"Just another flavor of meat"

Author David Quammen talks about what the human race will lose if we don't allow the big alpha predators -- tigers, bears and crocodiles -- to survive. And OK, maybe they need to eat one of us once in a while.

Sep 24, 2003 | Last weekend, an American soldier killed a rare Bengal tiger in its cage in the Baghdad zoo.

The caged tiger's capital offense: biting a drunken G.I. when he baited the animal by sticking his arm in its cage in an attempt to feed it. The tiger reportedly tore off one of the G.I.'s fingers and mauled his arm, before another soldier shot it in the head three times.

Fatal encounters with carousing Americans troops aside, by the year 2150 zoos and test tubes will likely be the only places that Bengal tigers and all other man-eating predators will survive, according to natural history writer David Quammen in his new book, "Monster of God: The Man-Eating Predator in the Jungles of History and the Mind."

Quammen eschews "zoological melodrama" or "predator pornography," as he dubs the pulpy genre that encompasses most true-life tales of encounters between humans and the carnivores that occasionally eat them. His book is less monster bloodbath than an effort to understand how humans and their sometime predators still (barely) coexist today, and what exactly will be lost if the big cats, bears and crocodiles go extinct.

"Monster of God: The Man-Eating Predator in the Jungles of History and the Mind"

By David Quammen

W.W. Norton

384 pages

Nonfiction

Buy this book

To take stock of the state of human-predator relations, Quammen traveled to lion territory in India's Gir forest, the saltwater crocodile lands of northern Australia, brown bear habitat in the Romanian mountains, and Siberian tiger country in the Russian Far East.

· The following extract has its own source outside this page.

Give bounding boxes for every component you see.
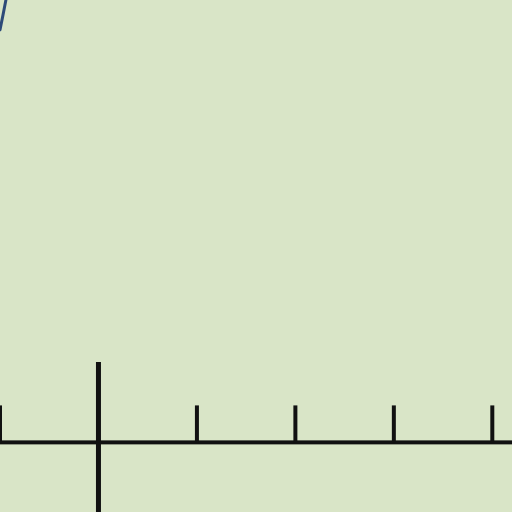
axes-layer <box>0 362 512 512</box>
series-layer <box>0 0 8 32</box>
series-line <box>0 0 8 32</box>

He went crocodile harpooning with aboriginal hunters in Australia and traveled across the snow with a Russian biologist who once spent 45 days on skis tracking a single Siberian tiger, feeding on leftovers from the tiger's kills when his own food supplies ran low.

In a phone interview with Salon, Quammen talked about how slaying all our monsters could soon put us on the top of the food chain, and why we need them around to remind us that we're "just another flavor of meat."

When you're in the Russian Far East, one native Udege man tells you that he's personally killed four Siberian tigers. There are only a few hundred of these tigers left in the world. You write that hearing this was like a splash of "cold water," but that since you've been traveling to investigate alpha-predator populations that share land with humans, you've learned that the "the world is full of cold water" and you've often found yourself "chilly and wet." What do you mean by that?

I started the book project partially because I was very interested in what big predators meant to the people who live closest to them, who live in the highest jeopardy.

I suppose I had a preconception, as maybe a lot of people would, that native people would have sort of a mystic resignation and spiritual acceptance of these big predators, that they'd say: "Oh, they're part of the land. They're part of the world. They represent gods to us. They're spiritual beings, and we have found ways to adapt."

And some of the native people told me things like that. One Romanian shepherd said: "A forest without bears is empty." That's a wonderful statement, but I also heard people say: "To hell with the bear. Kill them all."

Or, they'd say, "Oh, the tiger? I've killed four of them, and I'd kill more of them if I had the chance, because they compete with me for the red deer and the wild boar."

Which humans have the most to fear from these alpha predators?

The people who suffer the most inconvenience, the most danger, the most misery from big predators, the ones who pay the costs of big predators, are generally the poor and the dispossessed of land. They're native people who live very close to the landscape with a very small margin of safety.

The difficult question is: How do we as a world society rearrange things so that it's not the poor people who are paying the costs of big predators and the distant, affluent people in cities across oceans who enjoy the benefits of the continued existence of big predators? Namely, the aesthetic sense that these charismatic creatures are still out there, and the ecological benefits from the fact that they're still balancing these ecosystems.

Are there any good examples of that kind of rearrangement?

Only a very few pilot projects or beginning programs that need to be built. One of them is in the Northern Territory of Australia, where Aboriginal people are being allowed to begin harvesting crocodiles again.

Those people live out there in crocodile habitat, and if anybody is going to be killed by a saltwater crocodile, they're sort of the first in the crosshairs. But now they're also being allowed to harvest crocodile skin.

There's a community organization, a group of young guys known as the Djelk Rangers, who collect crocodile eggs for commercial sale of hatchlings and who occasionally harpoon crocodiles for sale of the skins. They're not using exactly traditional methods, but they're using half-traditional methods in that they're harpooning instead of using high-powered rifles.